What happened: The 2026 Danaher Summit brought together speakers and panelists from bioprocessing, biopharma and life sciences to discuss how automation, AI, and digital tools are enabling a shift from large-batch production to small-batch and patient-specific manufacturing. Key themes included the role of digital twins (predictive models powered by integrated data) in reducing risk, the necessity of cross-ecosystem collaboration among academia, industry, and regulators, and the integration of sustainability standards into supplier procurement as a core business requirement.
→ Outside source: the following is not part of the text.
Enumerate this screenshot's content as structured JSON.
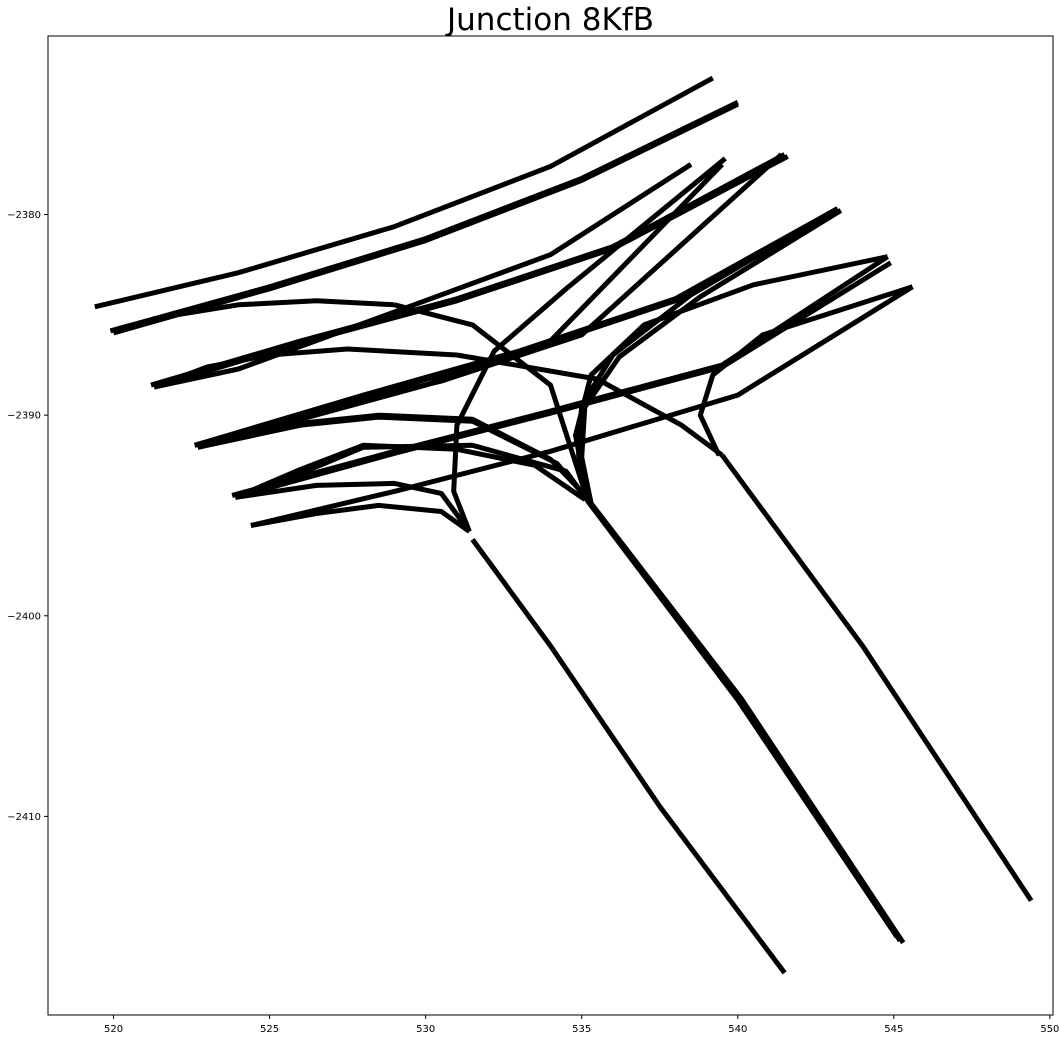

Why it matters: The traditional regulatory and manufacturing playbook no longer fits the complexity of modern therapies, especially personalized and gene therapies. Participants noted that regulators want to move faster and that early alignment between developers, manufacturers, and regulators is reducing friction. For rare diseases, which collectively affect an estimated 300 million people worldwide, tailored regulatory pathways are becoming essential. The bottleneck is not scientific capability but organizational will to operationalize these tools at speed.

What to watch: The organizations that successfully close the gap between technological capability and operational execution will define medicine manufacturing for the next decade. The Summit's consistent finding was that the most progress comes from treating collaboration as a core capability—wiring transparency, shared incentives, and data-driven partnership into how the ecosystem works, not as an add-on.